Au-delà des outils didactiques, nombreux en SVT, j’utilise aussi des outils pédagogiques comme Classroomscreen permettant de gérer le déroulement d’un cours ou des applications permettant de signaler aux élèves un niveau sonore trop élevé lors des phases de travail en groupe ou encore les applications de l’ENT de l’Île de France « monlycee.net ».
J’utilise aussi beaucoup Plickers, pour sa gratuité (malgré ce que certains ont cru il reste gratuit même si des fonctionnalités supplémentaires sont payantes) et sa facilité d’utilisation, sans que les élèves aient à sortir leurs smartphones pour participer. En plus on peut aisément partager ses quiz dorénavant.
Pour réaliser des sondages ou « feedbacks » auprès de mes élèves, en restant dans les outils gratuits, j’utilise Poll Everywhere ou Mentimeter qui offrent des possibilités similaires mais avec quelques variantes.
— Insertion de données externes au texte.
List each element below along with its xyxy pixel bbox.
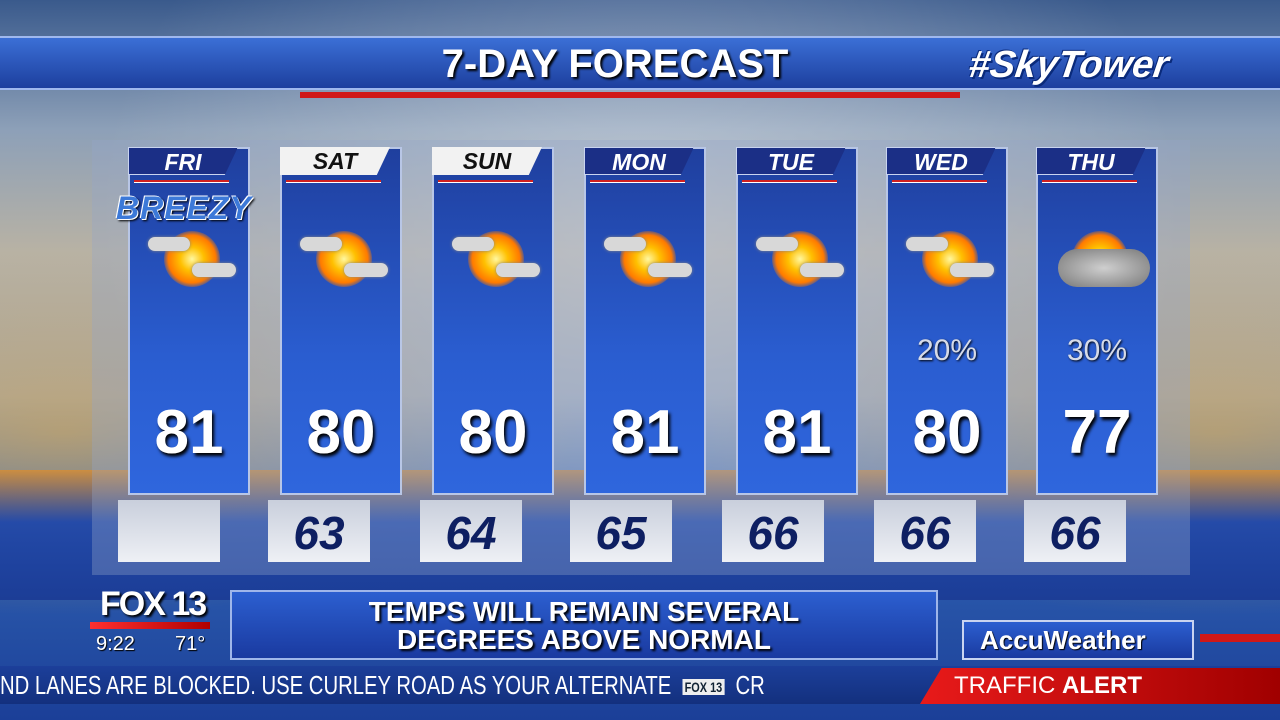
cloud-icon [1058,249,1150,287]
partly-sunny-icon [144,221,240,301]
high-temp: 81 [154,398,224,467]
title-bar: 7-DAY FORECAST #SkyTower [0,36,1280,98]
cloud-icon [452,237,494,251]
breezy-note: BREEZY [116,190,252,226]
cloud-icon [756,237,798,251]
sponsor-accent [1200,634,1280,642]
day-label: WED [886,147,996,175]
day-underline [892,180,987,183]
low-temp: 66 [1024,500,1126,562]
day-underline [1042,180,1137,183]
day-underline [134,180,229,183]
low-temp: 63 [268,500,370,562]
partly-sunny-icon [752,221,848,301]
high-temp: 81 [610,398,680,467]
current-time: 9:22 [96,633,135,655]
day-column-tue: TUE 81 [736,147,858,495]
traffic-alert-badge: TRAFFIC ALERT [920,668,1280,704]
day-underline [742,180,837,183]
cloud-icon [496,263,540,277]
mostly-cloudy-icon [1052,221,1150,301]
day-label: SUN [432,147,542,175]
alert-label: TRAFFIC [954,672,1056,699]
low-temp: 66 [722,500,824,562]
precip-chance: 20% [916,334,978,367]
day-underline [590,180,685,183]
low-temp [118,500,220,562]
day-column-wed: WED 20% 80 [886,147,1008,495]
cloud-icon [192,263,236,277]
high-temp: 81 [762,398,832,467]
headline-line1: TEMPS WILL REMAIN SEVERAL [368,596,800,627]
day-underline [438,180,533,183]
title-accent [300,92,960,98]
station-logo: FOX 13 [100,585,207,623]
day-column-sat: SAT 80 [280,147,402,495]
logo-bar [90,622,210,629]
day-underline [286,180,381,183]
low-temp: 64 [420,500,522,562]
cloud-icon [906,237,948,251]
current-temp: 71° [175,633,206,655]
sponsor-logo: AccuWeather [962,620,1194,660]
day-column-mon: MON 81 [584,147,706,495]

Enfin, parmi les outils gratuits, j’aime particulièrement le site Miro, anciennement Realtimeboard. L’utilisation du site est payante pour les entreprises mais gratuite pour les enseignants, il faut juste fournir une adresse mail professionnelle et une attestation. Ce site permet de créer des pages enrichies de contenus divers (un peu comme Padlet mais sans limitation) et surtout avec une navigation libre, de haut en bas, de droite à gauche, et d’avant en arrière : on peut vraiment naviguer dans la page.